If you listen to Steam, it's also my most played game at 102 hours but I'm pretty sure that's a bug. I've actually only played about six hours of Oxenfree, but it's still stuck with me after just one short playthrough. It's the sort of game that you immediately buy copies of for your friends just so you can talk about it -- one that you keenly ask 'what ending did you get?' though most people don't even realise that their ending isn't the only one.
Everything from the voice acting to the script to the soundtrack and the gorgeous design works together to create a game that manages to be fun and playful one moment, and creepy and unsettling the next.
Night School Studios also released a 'New Game+' option to coincide with its PS4 release a few months ago, adding extra content depending on what ending you got the first time. I've been meaning to replay it for pretty much the entire year. Maybe now's the time to get around to it.
I love Firewatch. It's the combination of a lot of other things that I also love: hiking, interesting characters, the outdoors, story-heavy games, branching dialogue. It's a 6-ish hour descent into the minds of two people who are largely alone in the wilderness: sometimes paranoid, sometimes drunk, sometimes flirty. You adopt a turtle named 'Turt Reynolds'.
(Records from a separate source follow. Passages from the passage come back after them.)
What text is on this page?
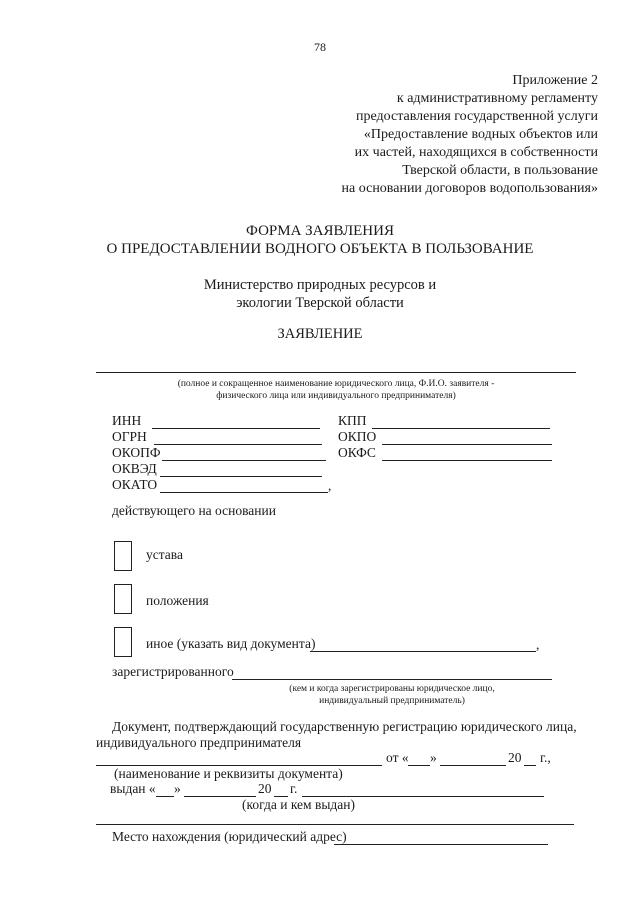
78
Приложение 2
к административному регламенту
предоставления государственной услуги
«Предоставление водных объектов или
их частей, находящихся в собственности
Тверской области, в пользование
на основании договоров водопользования»
ФОРМА ЗАЯВЛЕНИЯ
О ПРЕДОСТАВЛЕНИИ ВОДНОГО ОБЪЕКТА В ПОЛЬЗОВАНИЕ
Министерство природных ресурсов и
экологии Тверской области
ЗАЯВЛЕНИЕ
(полное и сокращенное наименование юридического лица, Ф.И.О. заявителя -
физического лица или индивидуального предпринимателя)
ИНН	КПП
ОГРН	ОКПО
ОКОПФ	ОКФС
ОКВЭД
ОКАТО	,
действующего на основании
устава
положения
иное (указать вид документа)	,
зарегистрированного
(кем и когда зарегистрированы юридическое лицо,
индивидуальный предприниматель)
Документ, подтверждающий государственную регистрацию юридического лица,
индивидуального предпринимателя
от « »	20 г.,
(наименование и реквизиты документа)
выдан « »	20 г.
(когда и кем выдан)
Место нахождения (юридический адрес)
I've probably played Firewatch at least four times this year, and shared it with my friends many more times again. It's my wallpaper for both my computer and my phone. It's just one of those games that I can disappear into whenever life has me down. Maybe the ending won't leave you happy, but for me, the game as a whole is a beautiful, cathartic experience.
While it's not a long game, it has plenty of breadth, as I discovered from my many playthroughs. I mined the game for its secrets, wondering what would happen if you never spoke about your wife, or if you just never spoke to Delilah at all, or if you're always as friendly as possible. I'm sure I still haven't found all the dialogue options despite how hard I try.
I'm excited to play more games like Firewatch in the future -- games that aren't afraid to be as little like a 'game' as possible, games that are content to be what they are without piling on the features. Games about people.